Among them is the fact that in a made-up universe with made-up properties, the few rules that do exist are uniquely vulnerable to the whims of the marketplace. Lehar warns that buyers could always go to a different platform, and no one really knows how long any of these shifting universes will stick around. Even if some emerge as the most popular ones today, they might not be popular five years from now. “Then you have some real estate that turns out to be pretty worthless,” he says.

A key conundrum is that if virtual real estate can technically be created in infinite amounts, who is to say it won’t be? In the case of Decentraland, at least, there’s the Decentralized Autonomous Organization, or DAO, which is a governing body of stakeholders that controls the number of parcels available on the platform. Adding plots ad infinitum would decrease the value of the virtual land and its currency, so the DOA’s job is to prevent that from happening.

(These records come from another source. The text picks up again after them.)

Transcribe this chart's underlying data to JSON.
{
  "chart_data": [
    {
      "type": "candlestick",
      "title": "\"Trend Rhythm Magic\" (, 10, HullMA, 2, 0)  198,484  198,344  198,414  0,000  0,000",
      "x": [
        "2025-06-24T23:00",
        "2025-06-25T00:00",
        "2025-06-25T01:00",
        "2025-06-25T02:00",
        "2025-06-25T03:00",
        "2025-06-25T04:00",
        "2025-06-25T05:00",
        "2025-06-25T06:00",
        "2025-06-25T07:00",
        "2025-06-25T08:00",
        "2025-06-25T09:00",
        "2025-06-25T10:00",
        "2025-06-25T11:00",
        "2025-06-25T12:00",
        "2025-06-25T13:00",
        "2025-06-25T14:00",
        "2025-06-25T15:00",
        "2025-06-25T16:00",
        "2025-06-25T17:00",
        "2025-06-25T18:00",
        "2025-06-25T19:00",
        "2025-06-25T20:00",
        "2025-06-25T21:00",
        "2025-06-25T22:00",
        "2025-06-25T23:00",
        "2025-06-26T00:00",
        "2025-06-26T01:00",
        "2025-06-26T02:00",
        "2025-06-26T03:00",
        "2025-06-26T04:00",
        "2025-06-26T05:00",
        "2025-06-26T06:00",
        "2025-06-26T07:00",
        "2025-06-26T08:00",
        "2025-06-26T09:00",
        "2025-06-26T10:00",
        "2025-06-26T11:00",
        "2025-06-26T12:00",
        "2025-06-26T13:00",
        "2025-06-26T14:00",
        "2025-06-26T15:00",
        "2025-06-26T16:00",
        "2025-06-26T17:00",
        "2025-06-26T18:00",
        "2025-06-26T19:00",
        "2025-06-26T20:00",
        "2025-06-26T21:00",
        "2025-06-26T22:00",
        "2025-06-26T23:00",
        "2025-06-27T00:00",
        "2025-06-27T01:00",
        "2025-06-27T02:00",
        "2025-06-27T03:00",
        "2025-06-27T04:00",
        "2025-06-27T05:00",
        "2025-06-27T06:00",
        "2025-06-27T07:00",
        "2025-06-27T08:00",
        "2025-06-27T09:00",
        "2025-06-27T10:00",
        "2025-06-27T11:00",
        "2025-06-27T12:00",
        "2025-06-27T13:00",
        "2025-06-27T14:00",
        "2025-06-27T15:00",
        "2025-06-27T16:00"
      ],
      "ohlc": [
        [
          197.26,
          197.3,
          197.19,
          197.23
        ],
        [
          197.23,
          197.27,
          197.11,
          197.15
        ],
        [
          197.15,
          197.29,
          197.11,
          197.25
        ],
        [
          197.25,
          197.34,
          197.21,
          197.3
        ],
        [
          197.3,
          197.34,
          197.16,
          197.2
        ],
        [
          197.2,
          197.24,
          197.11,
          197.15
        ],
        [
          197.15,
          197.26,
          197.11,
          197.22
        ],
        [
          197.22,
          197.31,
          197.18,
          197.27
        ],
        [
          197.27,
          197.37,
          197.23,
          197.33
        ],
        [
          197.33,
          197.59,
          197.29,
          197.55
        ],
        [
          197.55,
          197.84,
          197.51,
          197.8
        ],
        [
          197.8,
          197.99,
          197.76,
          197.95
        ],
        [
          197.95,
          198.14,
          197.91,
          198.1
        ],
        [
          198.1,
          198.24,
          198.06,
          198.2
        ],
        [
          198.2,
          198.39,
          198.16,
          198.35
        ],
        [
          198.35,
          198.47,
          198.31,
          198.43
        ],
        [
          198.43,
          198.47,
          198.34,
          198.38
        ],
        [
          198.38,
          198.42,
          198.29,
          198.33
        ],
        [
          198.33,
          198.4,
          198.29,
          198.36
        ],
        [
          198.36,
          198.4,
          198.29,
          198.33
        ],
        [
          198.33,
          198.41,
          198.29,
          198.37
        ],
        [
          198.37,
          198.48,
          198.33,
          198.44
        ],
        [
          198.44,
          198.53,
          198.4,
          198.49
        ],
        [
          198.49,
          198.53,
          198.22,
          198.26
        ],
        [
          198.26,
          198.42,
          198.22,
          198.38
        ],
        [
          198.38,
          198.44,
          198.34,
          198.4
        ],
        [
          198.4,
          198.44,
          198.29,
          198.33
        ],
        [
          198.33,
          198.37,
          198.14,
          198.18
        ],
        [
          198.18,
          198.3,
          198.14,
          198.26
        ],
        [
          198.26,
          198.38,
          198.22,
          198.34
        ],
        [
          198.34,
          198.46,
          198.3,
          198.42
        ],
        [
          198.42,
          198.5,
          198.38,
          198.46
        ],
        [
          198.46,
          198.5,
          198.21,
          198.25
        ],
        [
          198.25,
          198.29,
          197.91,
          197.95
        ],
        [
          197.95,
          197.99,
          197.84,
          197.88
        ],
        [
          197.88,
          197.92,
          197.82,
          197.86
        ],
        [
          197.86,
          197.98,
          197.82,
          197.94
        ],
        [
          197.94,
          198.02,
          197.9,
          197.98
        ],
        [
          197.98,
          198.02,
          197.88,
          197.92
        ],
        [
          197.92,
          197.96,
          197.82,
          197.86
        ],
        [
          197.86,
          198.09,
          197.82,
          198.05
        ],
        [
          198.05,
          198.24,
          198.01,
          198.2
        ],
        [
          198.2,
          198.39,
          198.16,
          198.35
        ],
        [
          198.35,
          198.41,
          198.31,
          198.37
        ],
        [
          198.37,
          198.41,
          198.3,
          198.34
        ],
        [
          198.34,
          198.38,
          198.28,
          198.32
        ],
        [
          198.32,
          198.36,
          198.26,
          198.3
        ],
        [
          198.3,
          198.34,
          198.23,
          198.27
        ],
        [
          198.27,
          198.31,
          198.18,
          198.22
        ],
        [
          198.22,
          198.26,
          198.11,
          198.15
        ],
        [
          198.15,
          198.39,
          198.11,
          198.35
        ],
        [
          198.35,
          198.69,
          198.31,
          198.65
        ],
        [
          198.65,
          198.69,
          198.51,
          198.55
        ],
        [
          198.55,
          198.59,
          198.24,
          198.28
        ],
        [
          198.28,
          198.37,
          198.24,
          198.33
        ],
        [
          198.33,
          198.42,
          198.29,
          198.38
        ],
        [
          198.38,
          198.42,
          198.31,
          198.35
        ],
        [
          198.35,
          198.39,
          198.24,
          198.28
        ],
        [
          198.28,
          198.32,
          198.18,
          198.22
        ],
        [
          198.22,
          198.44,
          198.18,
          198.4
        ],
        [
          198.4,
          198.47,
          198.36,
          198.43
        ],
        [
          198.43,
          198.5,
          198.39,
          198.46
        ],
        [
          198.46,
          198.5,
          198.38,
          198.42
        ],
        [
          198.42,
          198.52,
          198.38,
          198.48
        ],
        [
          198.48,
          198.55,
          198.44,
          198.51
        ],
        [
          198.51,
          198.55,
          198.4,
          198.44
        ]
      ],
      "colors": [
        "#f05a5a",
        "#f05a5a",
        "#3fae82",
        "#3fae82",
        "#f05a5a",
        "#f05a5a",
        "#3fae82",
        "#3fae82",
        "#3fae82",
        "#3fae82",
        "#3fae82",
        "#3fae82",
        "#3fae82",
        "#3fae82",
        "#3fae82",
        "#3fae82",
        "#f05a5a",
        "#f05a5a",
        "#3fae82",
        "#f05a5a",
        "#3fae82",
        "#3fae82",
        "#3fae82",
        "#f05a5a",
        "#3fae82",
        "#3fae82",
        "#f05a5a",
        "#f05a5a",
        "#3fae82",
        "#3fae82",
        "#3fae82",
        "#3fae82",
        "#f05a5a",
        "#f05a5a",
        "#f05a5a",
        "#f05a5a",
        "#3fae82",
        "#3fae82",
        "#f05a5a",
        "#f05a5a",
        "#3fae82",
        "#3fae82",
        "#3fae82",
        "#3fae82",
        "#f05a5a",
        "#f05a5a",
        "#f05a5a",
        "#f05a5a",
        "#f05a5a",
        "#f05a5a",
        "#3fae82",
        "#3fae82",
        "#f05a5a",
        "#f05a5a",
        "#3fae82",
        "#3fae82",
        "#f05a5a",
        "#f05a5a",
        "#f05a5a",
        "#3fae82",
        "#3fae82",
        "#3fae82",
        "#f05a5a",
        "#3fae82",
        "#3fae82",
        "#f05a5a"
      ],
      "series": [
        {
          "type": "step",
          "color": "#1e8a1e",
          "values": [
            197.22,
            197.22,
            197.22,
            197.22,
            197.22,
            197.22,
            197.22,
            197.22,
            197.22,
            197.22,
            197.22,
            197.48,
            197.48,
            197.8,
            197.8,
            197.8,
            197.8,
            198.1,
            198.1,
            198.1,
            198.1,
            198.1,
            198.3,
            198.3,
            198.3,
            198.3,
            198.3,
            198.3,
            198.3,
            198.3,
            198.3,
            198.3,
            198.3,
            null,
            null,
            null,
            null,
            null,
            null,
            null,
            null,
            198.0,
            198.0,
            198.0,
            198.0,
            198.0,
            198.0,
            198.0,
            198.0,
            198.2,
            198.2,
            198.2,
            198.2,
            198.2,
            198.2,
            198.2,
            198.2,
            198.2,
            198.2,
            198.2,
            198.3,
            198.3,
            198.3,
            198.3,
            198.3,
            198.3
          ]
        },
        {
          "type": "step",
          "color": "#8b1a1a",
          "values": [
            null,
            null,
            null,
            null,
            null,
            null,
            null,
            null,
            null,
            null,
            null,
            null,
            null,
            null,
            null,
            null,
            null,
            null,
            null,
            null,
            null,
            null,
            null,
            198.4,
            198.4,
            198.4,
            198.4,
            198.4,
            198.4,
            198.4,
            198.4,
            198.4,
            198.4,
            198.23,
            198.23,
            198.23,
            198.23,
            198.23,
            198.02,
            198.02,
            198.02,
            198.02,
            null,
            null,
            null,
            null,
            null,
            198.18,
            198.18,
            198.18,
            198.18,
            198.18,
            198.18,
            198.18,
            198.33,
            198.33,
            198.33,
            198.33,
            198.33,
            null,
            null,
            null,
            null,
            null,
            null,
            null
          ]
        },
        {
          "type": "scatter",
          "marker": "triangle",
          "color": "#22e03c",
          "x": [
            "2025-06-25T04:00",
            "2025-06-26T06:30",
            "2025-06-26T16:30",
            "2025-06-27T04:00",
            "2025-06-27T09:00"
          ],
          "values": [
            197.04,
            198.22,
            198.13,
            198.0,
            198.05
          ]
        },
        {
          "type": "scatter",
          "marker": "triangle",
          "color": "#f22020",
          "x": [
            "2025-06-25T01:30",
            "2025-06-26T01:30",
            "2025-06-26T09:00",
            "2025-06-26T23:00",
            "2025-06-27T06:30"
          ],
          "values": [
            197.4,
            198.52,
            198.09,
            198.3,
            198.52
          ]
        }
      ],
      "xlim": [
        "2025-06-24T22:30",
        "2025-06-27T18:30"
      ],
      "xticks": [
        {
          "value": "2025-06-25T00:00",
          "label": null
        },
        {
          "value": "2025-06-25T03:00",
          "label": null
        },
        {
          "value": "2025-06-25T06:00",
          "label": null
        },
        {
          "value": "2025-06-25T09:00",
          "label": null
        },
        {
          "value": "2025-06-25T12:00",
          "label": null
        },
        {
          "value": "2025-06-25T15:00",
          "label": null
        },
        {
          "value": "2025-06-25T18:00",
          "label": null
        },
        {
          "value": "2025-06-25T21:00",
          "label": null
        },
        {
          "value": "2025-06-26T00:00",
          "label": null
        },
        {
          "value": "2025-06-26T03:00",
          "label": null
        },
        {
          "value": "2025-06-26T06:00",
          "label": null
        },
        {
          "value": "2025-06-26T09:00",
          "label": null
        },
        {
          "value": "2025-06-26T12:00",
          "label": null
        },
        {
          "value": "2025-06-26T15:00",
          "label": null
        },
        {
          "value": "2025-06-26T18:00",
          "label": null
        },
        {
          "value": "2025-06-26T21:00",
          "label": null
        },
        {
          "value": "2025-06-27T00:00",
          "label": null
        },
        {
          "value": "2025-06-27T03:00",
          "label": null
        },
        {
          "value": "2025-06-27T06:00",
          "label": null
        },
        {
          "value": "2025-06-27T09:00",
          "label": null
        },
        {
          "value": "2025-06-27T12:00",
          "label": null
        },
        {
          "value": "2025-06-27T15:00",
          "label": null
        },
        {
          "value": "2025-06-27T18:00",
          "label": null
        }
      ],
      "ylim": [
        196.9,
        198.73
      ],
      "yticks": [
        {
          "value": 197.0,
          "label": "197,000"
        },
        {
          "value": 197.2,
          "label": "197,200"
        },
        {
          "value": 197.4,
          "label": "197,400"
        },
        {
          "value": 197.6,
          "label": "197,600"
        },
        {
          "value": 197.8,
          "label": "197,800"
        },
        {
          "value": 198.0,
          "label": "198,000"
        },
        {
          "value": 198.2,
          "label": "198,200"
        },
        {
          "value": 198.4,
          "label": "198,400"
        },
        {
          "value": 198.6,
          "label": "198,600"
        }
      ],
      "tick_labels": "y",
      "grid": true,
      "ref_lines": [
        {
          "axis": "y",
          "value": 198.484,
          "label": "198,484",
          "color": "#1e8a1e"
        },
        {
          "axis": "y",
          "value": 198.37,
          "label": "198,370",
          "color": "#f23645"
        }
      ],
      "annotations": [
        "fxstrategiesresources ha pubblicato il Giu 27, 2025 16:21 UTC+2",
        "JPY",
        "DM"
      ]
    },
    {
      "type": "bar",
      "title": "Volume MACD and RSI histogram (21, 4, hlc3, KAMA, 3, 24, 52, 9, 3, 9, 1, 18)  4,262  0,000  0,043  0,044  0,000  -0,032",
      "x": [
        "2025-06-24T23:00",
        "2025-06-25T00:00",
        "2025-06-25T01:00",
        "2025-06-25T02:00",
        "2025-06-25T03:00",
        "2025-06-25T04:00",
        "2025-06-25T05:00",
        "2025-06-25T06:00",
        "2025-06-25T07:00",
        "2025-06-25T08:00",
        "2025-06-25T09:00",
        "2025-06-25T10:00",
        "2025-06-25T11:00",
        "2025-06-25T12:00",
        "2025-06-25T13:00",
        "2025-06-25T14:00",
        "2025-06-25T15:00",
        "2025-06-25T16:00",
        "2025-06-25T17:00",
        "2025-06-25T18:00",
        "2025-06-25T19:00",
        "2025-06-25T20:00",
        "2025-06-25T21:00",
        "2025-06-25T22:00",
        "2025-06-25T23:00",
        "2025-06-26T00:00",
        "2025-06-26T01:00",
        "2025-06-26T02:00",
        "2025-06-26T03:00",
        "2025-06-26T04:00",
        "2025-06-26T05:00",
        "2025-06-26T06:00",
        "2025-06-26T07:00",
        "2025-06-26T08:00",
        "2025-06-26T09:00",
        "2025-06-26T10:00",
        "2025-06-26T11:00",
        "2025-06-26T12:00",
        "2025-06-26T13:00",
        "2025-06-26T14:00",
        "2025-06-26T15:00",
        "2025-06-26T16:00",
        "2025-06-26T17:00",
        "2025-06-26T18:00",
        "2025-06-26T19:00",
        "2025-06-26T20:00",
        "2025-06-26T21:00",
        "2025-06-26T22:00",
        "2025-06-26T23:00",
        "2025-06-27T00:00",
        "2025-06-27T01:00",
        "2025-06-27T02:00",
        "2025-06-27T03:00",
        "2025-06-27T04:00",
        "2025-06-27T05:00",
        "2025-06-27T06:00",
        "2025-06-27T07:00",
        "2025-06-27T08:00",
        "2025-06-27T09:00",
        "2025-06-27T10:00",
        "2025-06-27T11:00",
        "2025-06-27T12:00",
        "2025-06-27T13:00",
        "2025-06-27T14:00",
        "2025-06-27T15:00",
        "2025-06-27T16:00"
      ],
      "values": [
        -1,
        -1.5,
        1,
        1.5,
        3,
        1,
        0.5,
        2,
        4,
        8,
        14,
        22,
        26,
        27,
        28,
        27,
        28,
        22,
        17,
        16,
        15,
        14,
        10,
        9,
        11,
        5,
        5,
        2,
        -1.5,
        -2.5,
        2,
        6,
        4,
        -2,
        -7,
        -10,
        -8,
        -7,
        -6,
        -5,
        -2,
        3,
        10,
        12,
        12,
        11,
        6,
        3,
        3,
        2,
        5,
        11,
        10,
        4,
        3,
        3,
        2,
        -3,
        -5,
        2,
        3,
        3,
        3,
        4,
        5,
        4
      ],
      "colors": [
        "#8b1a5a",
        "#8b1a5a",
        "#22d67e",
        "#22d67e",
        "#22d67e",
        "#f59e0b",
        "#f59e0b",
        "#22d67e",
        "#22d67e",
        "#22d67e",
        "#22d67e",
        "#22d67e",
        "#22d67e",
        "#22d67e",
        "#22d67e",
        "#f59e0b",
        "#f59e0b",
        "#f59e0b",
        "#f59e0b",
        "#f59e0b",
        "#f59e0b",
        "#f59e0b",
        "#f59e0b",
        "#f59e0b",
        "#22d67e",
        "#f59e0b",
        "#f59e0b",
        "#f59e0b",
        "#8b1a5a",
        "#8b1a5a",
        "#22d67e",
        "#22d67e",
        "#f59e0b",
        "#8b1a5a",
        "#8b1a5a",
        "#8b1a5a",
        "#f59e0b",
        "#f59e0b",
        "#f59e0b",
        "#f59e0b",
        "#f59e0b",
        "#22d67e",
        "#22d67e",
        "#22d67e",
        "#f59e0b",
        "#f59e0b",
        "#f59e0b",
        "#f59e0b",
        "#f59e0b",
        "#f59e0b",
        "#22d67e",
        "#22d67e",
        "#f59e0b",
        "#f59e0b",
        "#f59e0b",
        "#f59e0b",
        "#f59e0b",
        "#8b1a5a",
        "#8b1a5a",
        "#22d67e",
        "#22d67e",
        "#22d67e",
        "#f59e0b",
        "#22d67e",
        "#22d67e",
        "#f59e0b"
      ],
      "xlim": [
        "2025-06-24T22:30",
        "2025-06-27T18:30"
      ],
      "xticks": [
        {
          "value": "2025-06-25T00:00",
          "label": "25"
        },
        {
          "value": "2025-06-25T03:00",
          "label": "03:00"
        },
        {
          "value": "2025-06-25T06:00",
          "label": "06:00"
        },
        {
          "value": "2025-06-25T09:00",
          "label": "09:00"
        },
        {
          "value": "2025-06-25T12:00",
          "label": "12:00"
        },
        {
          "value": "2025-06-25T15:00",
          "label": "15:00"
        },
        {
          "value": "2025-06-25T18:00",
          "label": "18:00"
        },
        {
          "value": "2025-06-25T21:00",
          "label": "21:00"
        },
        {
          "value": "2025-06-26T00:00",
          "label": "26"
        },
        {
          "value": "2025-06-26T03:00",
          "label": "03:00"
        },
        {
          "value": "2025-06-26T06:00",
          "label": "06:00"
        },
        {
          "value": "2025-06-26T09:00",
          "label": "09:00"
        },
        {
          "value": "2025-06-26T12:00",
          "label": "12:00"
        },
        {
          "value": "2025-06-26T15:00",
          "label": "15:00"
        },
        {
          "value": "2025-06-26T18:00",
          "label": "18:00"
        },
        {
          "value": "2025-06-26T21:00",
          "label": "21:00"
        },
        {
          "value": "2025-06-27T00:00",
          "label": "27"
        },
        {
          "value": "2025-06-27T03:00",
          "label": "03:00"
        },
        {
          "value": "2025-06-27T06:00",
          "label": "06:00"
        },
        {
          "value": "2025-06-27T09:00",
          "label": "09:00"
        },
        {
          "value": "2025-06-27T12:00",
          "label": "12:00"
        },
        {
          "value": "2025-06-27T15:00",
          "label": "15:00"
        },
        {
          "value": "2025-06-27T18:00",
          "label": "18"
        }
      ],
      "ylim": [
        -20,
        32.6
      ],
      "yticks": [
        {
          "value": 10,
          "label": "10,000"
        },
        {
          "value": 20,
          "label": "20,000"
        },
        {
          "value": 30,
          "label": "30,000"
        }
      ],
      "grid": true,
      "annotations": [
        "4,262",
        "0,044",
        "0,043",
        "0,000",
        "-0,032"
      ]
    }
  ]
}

In many ways, the metaverse’s key selling point—freedom—could prove to be its biggest limitation. There’s the issue of regulatory ambiguity: International governments are still catching up to how metaversalreal- estate transactions should be regulated—with value-added tax or capital gains?

Lehar also warns of the kinds of illegal activity that could proliferate without proper oversight: bad deals, insider trading, bots that buy land and then resell it at exorbitant prices. As recently as May, several American plot owners fell victim to a phishing scheme and had their user credentials stolen. Within days, their land was gone. “These things are happening in the metaverse that don’t happen in real-world real estate because they’re outlawed,” Lehar says.

A rendering of Snoop Dogg's metaverse mansion
Snoop Dogg owns a mansion in The Sandbox, a metaverse platform that holds events and experiences. It’s known as the Snoopverse

For Mars House creator Krista Kim, one of the most dystopian developments would be if the metaverse became simply a container for ad space. Her augmented-reality healing home is one part of her broader manifesto: to explore how technology can be used as a tool for well-being. “I had so many people reach out to me, like, ‘Let’s build houses together and sell them.’ And I was like, ‘No, this is not my interest,’” Kim says. “The way to create a viable real estate market in the metaverse is to focus on community—making immersive cultural meeting places—on top of the spaces themselves.” So far, Kim’s plans include creating healing installations, like meditation and yoga sessions, but every so often, she dips outside of the metaverse: She recently designed a real-life psychedelic trunk for Louis Vuitton’s 200th anniversary, and she’s planning to create a one-of-a-kind physical furniture line inspired by the pieces in Mars House.

As for how the metaverse will expand, there are, as always, more guesses than answers. A market research report from BrandEssence projects that its real-estate sector will grow at a compound annual rate of 31 per cent through 2028. In preparation for our mixed-reality future, Kim bought her first Oculus headset after the sale of Mars House. In April, Decentraland’s average daily number of sales transactions slumped to 28.6, which signalled to analysts that buyers hadn’t lost their taste for property but were simply keen to hang onto the ones they already had. “Every asset class—whether it’s gold, oil or metaverse real estate—is probably going to have bubbles,” Sugarman says. “It’s no different than Toronto real estate. So if you’re thinking of investing, you need to look at certain criteria: Is it the right time? What are the comparable prices? Does this purchase make sense? And who are my neighbours?”

Recently, the Metaverse Group signed Forever21 as a client for an immersive virtual storefront. The commercial side of things is certainly flourishing, but Sugarman predicts an oncoming boom that will be very reminiscent of our shared, non-virtual reality: People are starting to build condos in the metaverse.